In 1924, the family moved to Detroit because the auto industry began booming there. Thomas’ father remained in the grocery business there, and she was moved when she recalled that it was her parents’ passion to see that all their children were educated.
As a result, all eight children attended college, and seven graduated, including her from Wayne State University. “That’s quite an accomplishment for a first-generation family in America,” she said.
Because of her interest in journalism, she came to Washington, D.C. upon her graduation from college in 1942, and got her first job as a “copy boy” at a newspaper. It was easy for a woman to find a job in those days, she said, “because every man who had a pulse was drafted into the war.”
While she and a group of colleagues were all summarily fired from that newspaper for demanding a $5 raise, it led to her seeking a new job and being hired by the United Press International (UPI) wire service, which remained her employer until 2000.
In 1960, she began covering daily press briefings in the White House, and knew personally all of the U.S. presidents since that time.

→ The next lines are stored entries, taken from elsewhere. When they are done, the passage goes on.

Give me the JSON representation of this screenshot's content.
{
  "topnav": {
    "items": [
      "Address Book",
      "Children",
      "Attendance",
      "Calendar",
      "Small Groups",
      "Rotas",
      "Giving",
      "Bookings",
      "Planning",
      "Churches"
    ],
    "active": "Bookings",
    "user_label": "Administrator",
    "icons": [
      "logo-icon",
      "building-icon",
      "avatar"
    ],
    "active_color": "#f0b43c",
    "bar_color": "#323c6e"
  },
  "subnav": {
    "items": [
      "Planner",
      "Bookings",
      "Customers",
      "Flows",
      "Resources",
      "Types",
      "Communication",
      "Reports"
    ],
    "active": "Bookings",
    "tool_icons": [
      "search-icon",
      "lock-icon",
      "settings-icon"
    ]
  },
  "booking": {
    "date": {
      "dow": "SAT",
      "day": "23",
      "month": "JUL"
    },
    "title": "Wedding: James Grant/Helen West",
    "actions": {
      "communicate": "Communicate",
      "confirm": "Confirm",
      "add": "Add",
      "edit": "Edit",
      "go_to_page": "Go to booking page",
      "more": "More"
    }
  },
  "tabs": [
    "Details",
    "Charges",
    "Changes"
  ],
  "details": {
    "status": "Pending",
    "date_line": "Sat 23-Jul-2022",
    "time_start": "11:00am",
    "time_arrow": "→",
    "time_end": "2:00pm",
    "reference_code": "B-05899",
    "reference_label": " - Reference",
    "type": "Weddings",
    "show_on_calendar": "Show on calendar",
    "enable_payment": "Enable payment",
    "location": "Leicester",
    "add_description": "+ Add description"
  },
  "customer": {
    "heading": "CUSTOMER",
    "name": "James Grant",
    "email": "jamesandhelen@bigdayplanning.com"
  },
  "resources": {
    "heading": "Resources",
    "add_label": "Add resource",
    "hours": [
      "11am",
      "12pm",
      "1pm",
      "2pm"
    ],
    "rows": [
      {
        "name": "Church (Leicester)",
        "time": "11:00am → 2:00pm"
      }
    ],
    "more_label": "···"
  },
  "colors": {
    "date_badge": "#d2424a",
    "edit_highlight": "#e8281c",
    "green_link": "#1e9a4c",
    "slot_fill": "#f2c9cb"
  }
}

She soon commanded the first row center seat in the White House press briefing room, and for televised presidential press conferences, she and her rival from the Associated Press took turns being invited to ask either the first, or second, question of the president.

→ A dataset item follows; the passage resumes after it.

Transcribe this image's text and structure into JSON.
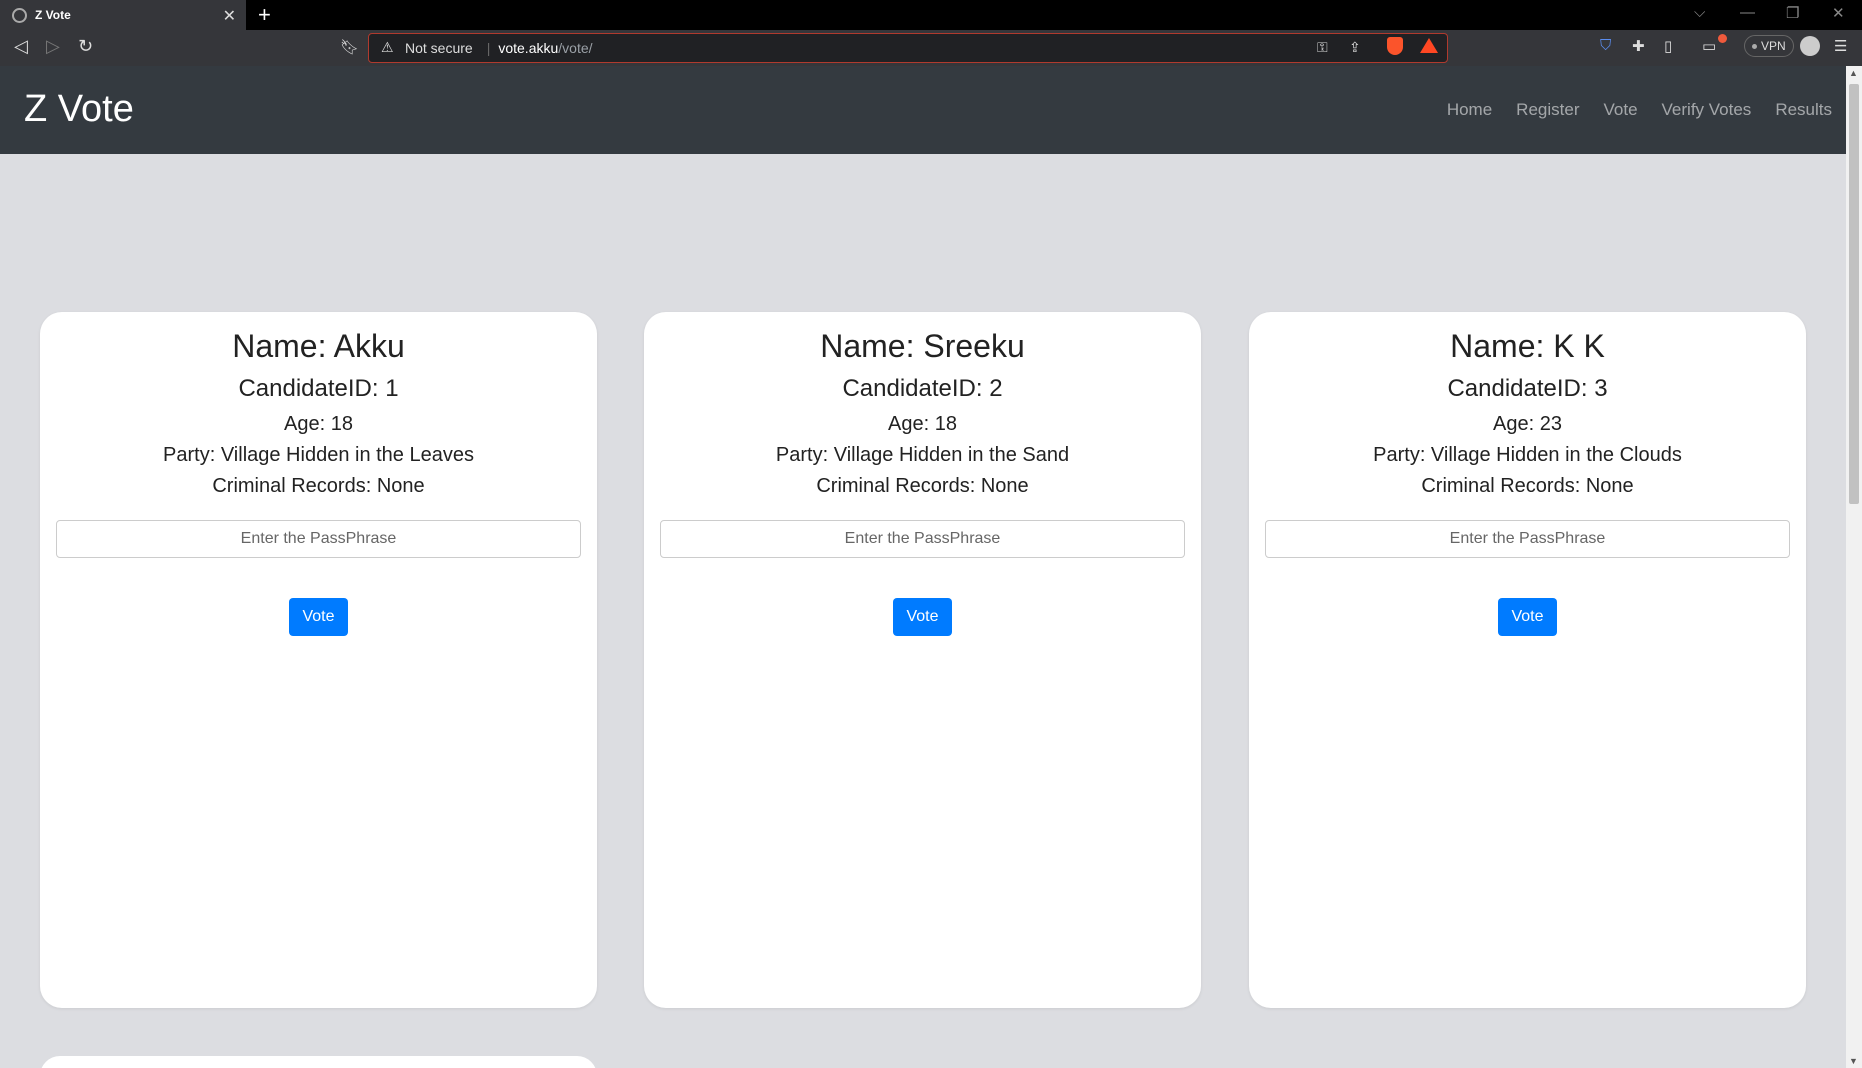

Thomas resigned from UPI in 2000 when it was acquired by the Unification Church. “That was a bridge too far,” she said, when asked about the acquisition and her decision to leave.
She was then employed by the Hearst Newspapers, and while continuing to attend daily White House briefings, she shifted from filing daily news stories to writing a weekly syndicated column.
Among other things, she was known for standing alone among White House journalists with her sharp questioning of Bush administration officials about the alleged “weapons of mass destruction” in Iraq, prior to the invasion.
Last June 6, Thomas retired the day after she was asked to make impromptu remarks about Israel in the wake of news that Israeli commandos had boarded a ship on a humanitarian mission to Gaza and killed numerous civilians.
In his statement today, News-Press editor Benton writes of that incident, “Ms. Thomas’ comments were intemperate and inappropriate, as she conceded afterward….Her remarks in June were in response to a question about Israel, not Jews, and were intended to mean that in these times, Jewish people are free to live wherever they wish, because the era of anti-Jewish persecution is ended. That was not adequately expressed because of the impromptu nature of the incident.”
Among others, Ms. Thomas’ plight last summer drew sympathy from former President Jimmy Carter, who called her to offer his support.